A PROJECT which produced dramatic cuts in crime among some of Northern Ireland's most hardened young offenders faces the axe unless more funding can be found.

The Youth at Risk programme in West Belfast helped young people who had committed an average of nearly 400 crimes each, including theft, assaults, burglary, drugs or so-called joy-riding. They had often been knee-capped or beaten by paramilitaries as a result.

Youth at Risk began as a scheme for drug-abusers in the United States and involves a 10-day "tough love" residential course, during which young offenders are confronted about their crimes.
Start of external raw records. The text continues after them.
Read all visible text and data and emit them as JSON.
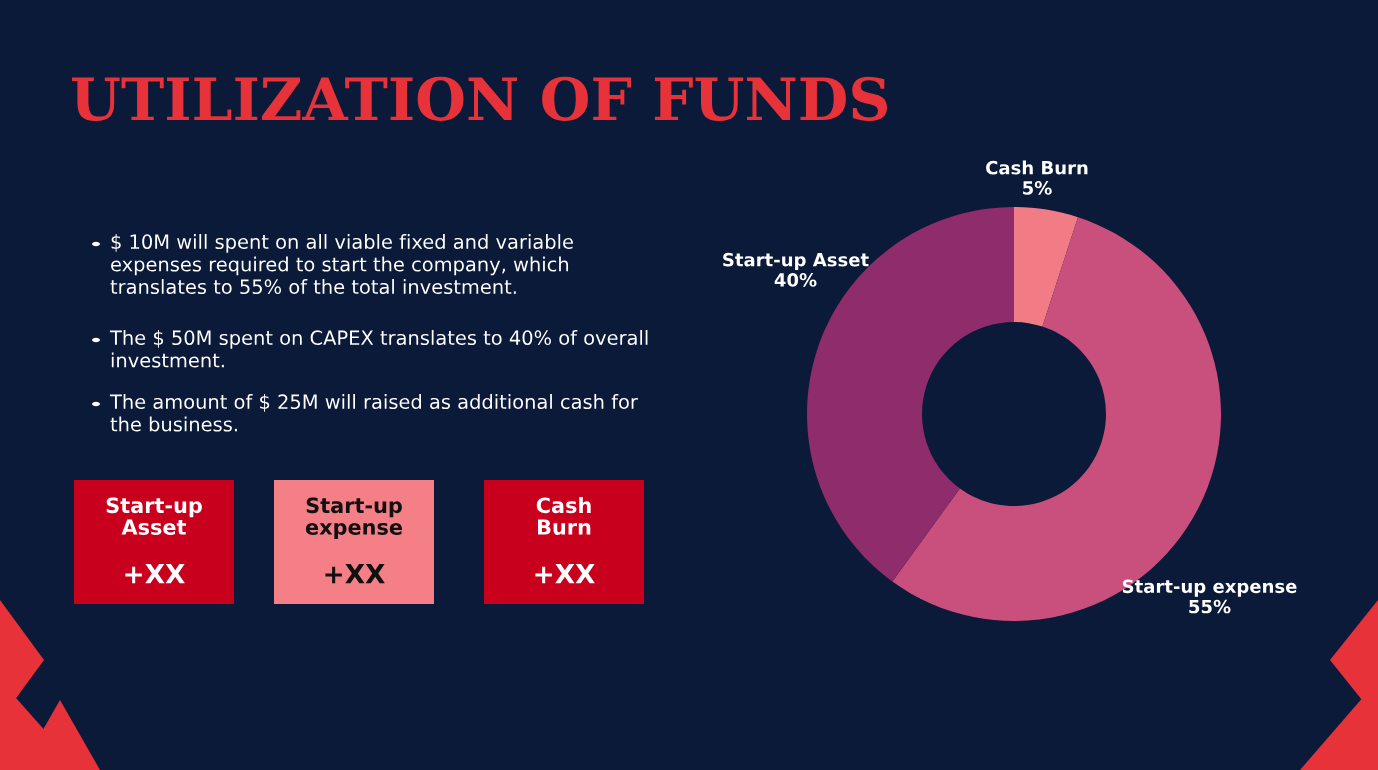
{
  "chart_data": {
    "type": "donut",
    "title": "UTILIZATION OF FUNDS",
    "categories": [
      "Cash Burn",
      "Start-up expense",
      "Start-up Asset"
    ],
    "values": [
      5,
      55,
      40
    ],
    "colors": [
      "#f27c86",
      "#c94f7c",
      "#8e2c6c"
    ],
    "value_labels": [
      "5%",
      "55%",
      "40%"
    ],
    "legend": false,
    "annotations": [
      "$ 10M will spent on all viable fixed and variable\nexpenses required to start the company, which\ntranslates to 55% of the total investment.",
      "The $ 50M spent on CAPEX translates to 40% of overall\ninvestment.",
      "The amount of $ 25M will raised as additional cash for\nthe business.",
      "Start-up\nAsset",
      "+XX",
      "Start-up\nexpense",
      "+XX",
      "Cash\nBurn",
      "+XX"
    ]
  }
}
It aims to promote self-esteem, help young people manage their feelings and develop a sense of values. This is followed by a nine-month follow-through programme, and a three-month graduation phase. A group of volunteers works with the young people throughout the process.

An independent evaluation showed a 36 per cent reduction in offences, three times more than in a range of other anti-delinquency programmes, which averaged a 10 to 12 per cent cut in crime.

The Probation Board for Northern Ireland, which invited Youth at Risk to run the project on short-term funding, is now trying to gain money to extend it to the rest of Belfast and other parts of Northern Ireland.

The West Belfast pilot scheme was relatively expensive at pound;7,000 for each of the 28 people who completed the residential stage. But a spokesperson said this was very low compared with the pound;55,292 annual bill per person at the Young Offenders' Centre at Hydebank.